When the baby finally arrived, Roger softened somewhat, and spent time with the baby whilst Helena tied up loose ends at work and took her own maternity leave.  The time for Roger to return to work was approaching.  In the meantime he had created a network of men, all of whom were ready and willing to fight for the reversal of the accursed bill that had destroyed their comfortable complacent lives.  Economists, doctors, clerics alike waited for the chance to get their beloved old society back.  They made videos, artwork, books, poetry decrying the new revolution and demanding a return to ‘nature.’  Men should spread the seed, and women should take the financial and personal consequences.  This was only right. Roger would look down at the son in his arms and quietly promise that he too would grow up to sleep around indiscriminately and sit interminably in a job whilst overqualified women acted as secretary.  It was only right, after all.

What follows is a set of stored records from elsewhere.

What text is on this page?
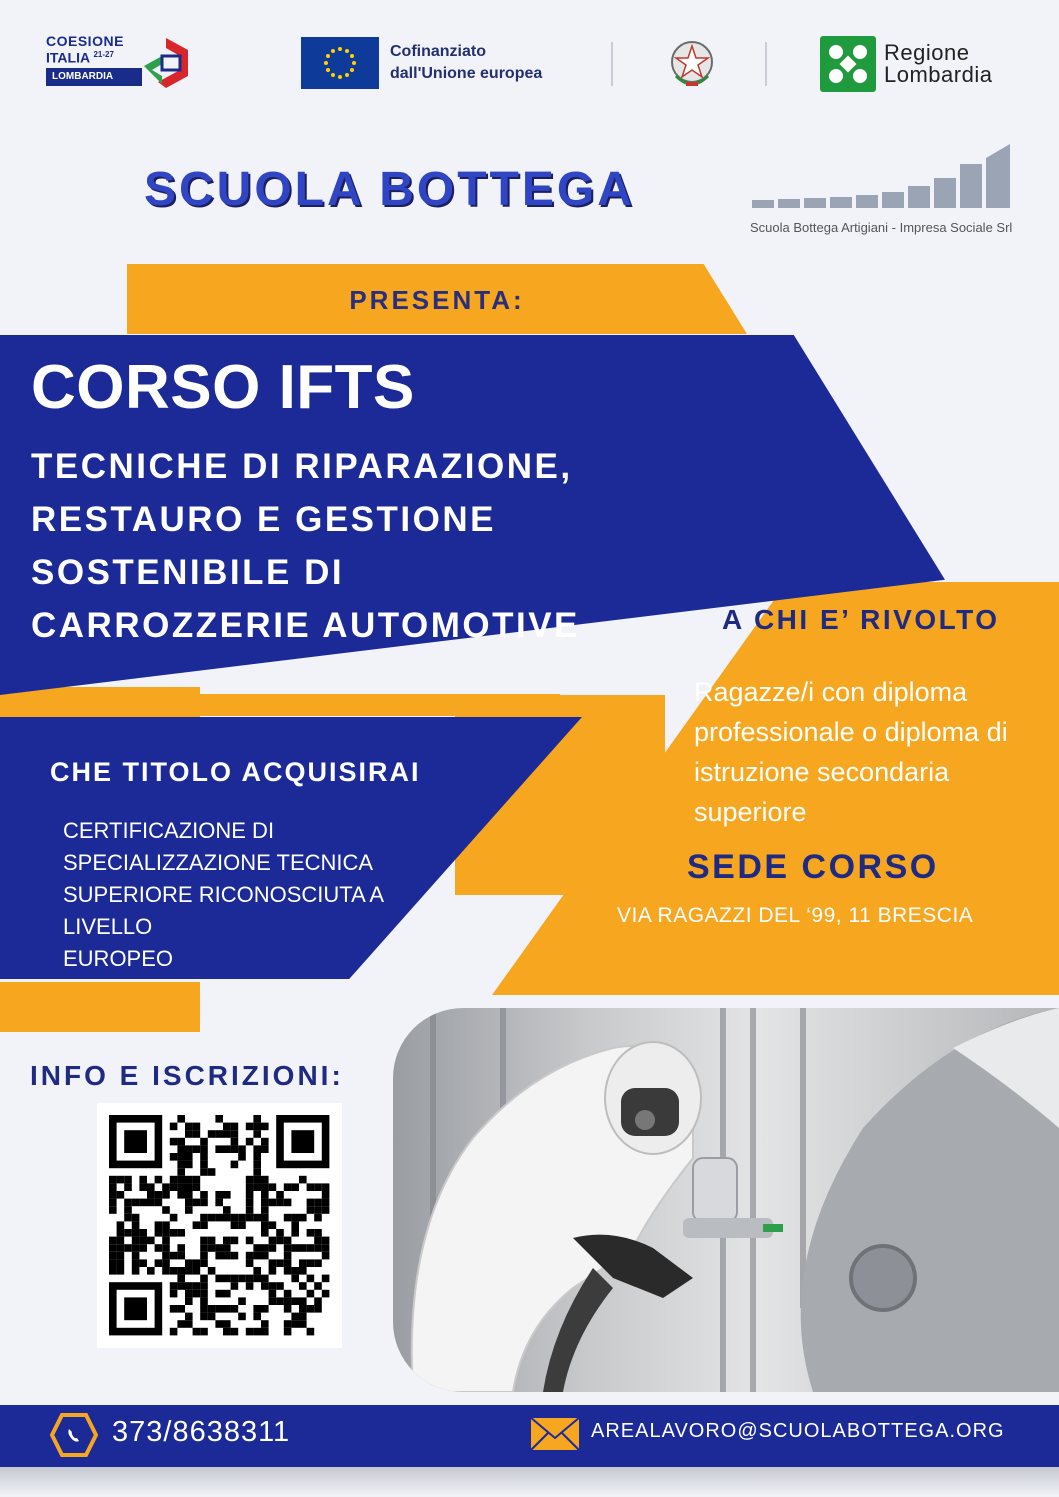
COESIONE
ITALIA $^{21-27}$
LOMBARDIA
Cofinanziato
dall'Unione europea
Regione
Lombardia
SCUOLA BOTTEGA
Scuola Bottega Artigiani - Impresa Sociale Srl
PRESENTA:
CORSO IFTS
TECNICHE DI RIPARAZIONE,
RESTAURO E GESTIONE
SOSTENIBILE DI
CARROZZERIE AUTOMOTIVE	A CHI E’ RIVOLTO
Ragazze/i con diploma professionale o diploma di istruzione secondaria superiore
SEDE CORSO
VIA RAGAZZI DEL ‘99, 11 BRESCIA
CHE TITOLO ACQUISIRAI
CERTIFICAZIONE DI
SPECIALIZZAZIONE TECNICA
SUPERIORE RICONOSCIUTA A
LIVELLO
EUROPEO
INFO E ISCRIZIONI:
373/8638311	AREALAVORO@SCUOLABOTTEGA.ORG
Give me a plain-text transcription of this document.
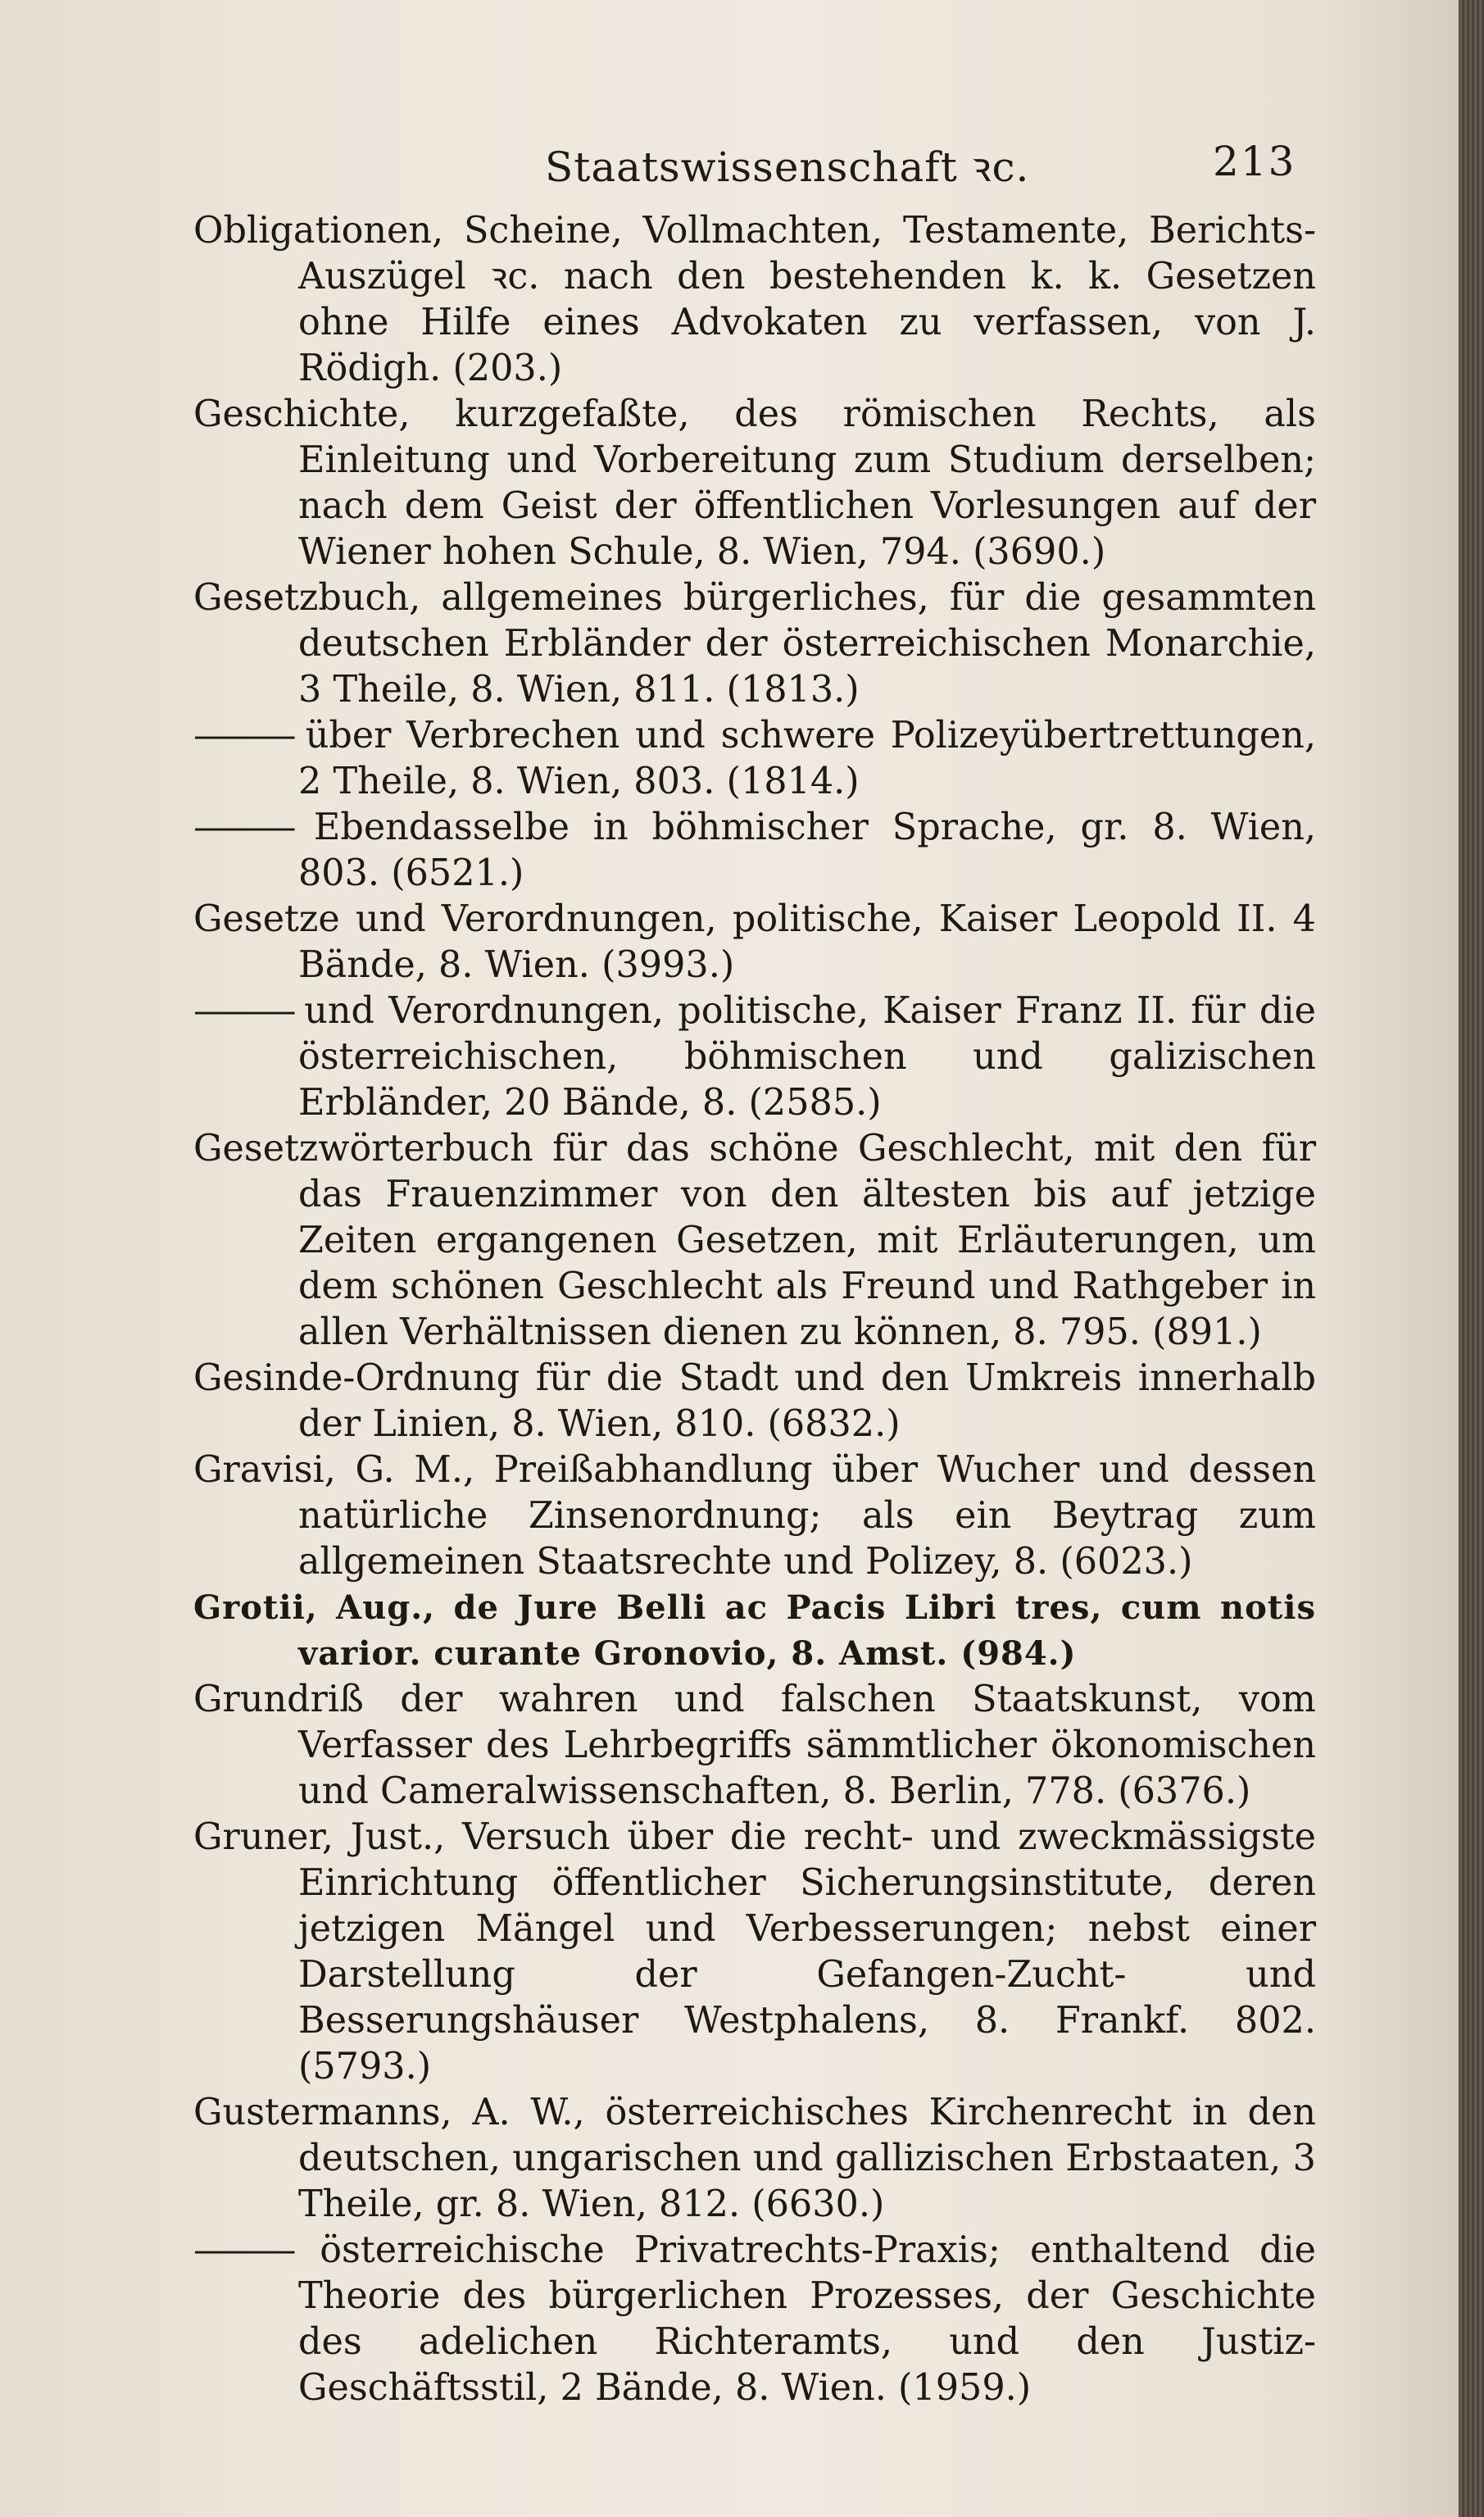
Staatswissenschaft ꝛc.	213

Obligationen, Scheine, Vollmachten, Testamente, Berichts-Auszügel ꝛc. nach den bestehenden k. k. Gesetzen ohne Hilfe eines Advokaten zu verfassen, von J. Rödigh. (203.)

Geschichte, kurzgefaßte, des römischen Rechts, als Einleitung und Vorbereitung zum Studium derselben; nach dem Geist der öffentlichen Vorlesungen auf der Wiener hohen Schule, 8. Wien, 794. (3690.)

Gesetzbuch, allgemeines bürgerliches, für die gesammten deutschen Erbländer der österreichischen Monarchie, 3 Theile, 8. Wien, 811. (1813.)

——— über Verbrechen und schwere Polizeyübertrettungen, 2 Theile, 8. Wien, 803. (1814.)

——— Ebendasselbe in böhmischer Sprache, gr. 8. Wien, 803. (6521.)

Gesetze und Verordnungen, politische, Kaiser Leopold II. 4 Bände, 8. Wien. (3993.)

——— und Verordnungen, politische, Kaiser Franz II. für die österreichischen, böhmischen und galizischen Erbländer, 20 Bände, 8. (2585.)

Gesetzwörterbuch für das schöne Geschlecht, mit den für das Frauenzimmer von den ältesten bis auf jetzige Zeiten ergangenen Gesetzen, mit Erläuterungen, um dem schönen Geschlecht als Freund und Rathgeber in allen Verhältnissen dienen zu können, 8. 795. (891.)

Gesinde-Ordnung für die Stadt und den Umkreis innerhalb der Linien, 8. Wien, 810. (6832.)

Gravisi, G. M., Preißabhandlung über Wucher und dessen natürliche Zinsenordnung; als ein Beytrag zum allgemeinen Staatsrechte und Polizey, 8. (6023.)

Grotii, Aug., de Jure Belli ac Pacis Libri tres, cum notis varior. curante Gronovio, 8. Amst. (984.)

Grundriß der wahren und falschen Staatskunst, vom Verfasser des Lehrbegriffs sämmtlicher ökonomischen und Cameralwissenschaften, 8. Berlin, 778. (6376.)

Gruner, Just., Versuch über die recht- und zweckmässigste Einrichtung öffentlicher Sicherungsinstitute, deren jetzigen Mängel und Verbesserungen; nebst einer Darstellung der Gefangen-Zucht- und Besserungshäuser Westphalens, 8. Frankf. 802. (5793.)

Gustermanns, A. W., österreichisches Kirchenrecht in den deutschen, ungarischen und gallizischen Erbstaaten, 3 Theile, gr. 8. Wien, 812. (6630.)

——— österreichische Privatrechts-Praxis; enthaltend die Theorie des bürgerlichen Prozesses, der Geschichte des adelichen Richteramts, und den Justiz-Geschäftsstil, 2 Bände, 8. Wien. (1959.)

Eventually, Roger’s revolutionaries decided that the best way of seizing what was theirs was to create a religious militarist movement, in emulation of America.  Women were in no hurry for mandatory equality when it came to being shot whilst they had a baby at home, and religion was considered a good line to take as it was more flexible and confusing than mere politics.  If they could all work together, via the media, religion and the military, it would not be long before they could persuade women too, that things had been better and more stable before.  What they really needed, they decided, was a religious war.  The Muslims were selected as appropriate enemies.  A perfect storm – appear to fight Muslims on the grounds of their women being second class, in order to make women everywhere return to traditional paternalist values putting them in exactly the same position they had been in before the Mandatory Equality Law was passed.

They created their media storm, making full use of the data Roger had carefully collected during his paternity leave, and achieved a full twenty percent shift in attitudes to return to paternalism, despite the benefits to the majority of the population of a less stable male workforce.  People decried the difficulties of finding a plumber.  People complained that they were being forced to name the father of their children, even if they did not want to see them again.  The Unit itself was said not to work.  Muslims were, of course, slated at every opportunity to foster support for the impending religious war. The stage was set for Roger to return his world to one in which he need have no fear.  His sex drive improved enormously.  The right wing political parties, who were, as everyone knew, infested with defence manufacturers, were delighted with the plan and campaigned as hard as they could.

And so, when the election came, it was decided, despite the period of equality, that nobody wanted it.  Men and women alike voted against it, for a government who lined their pockets by producing weapons and involving the country in bombing Muslims.  When the Muslims fought back, they simply used it as an opportunity to remove liberty, to spy on the population, and to reduce people’s freedom to the point that they were frightened to leave the house. Roger moved out.  Helena moved away, and went to court to remove his visitation rights.  Roger won.  Helena gave up work.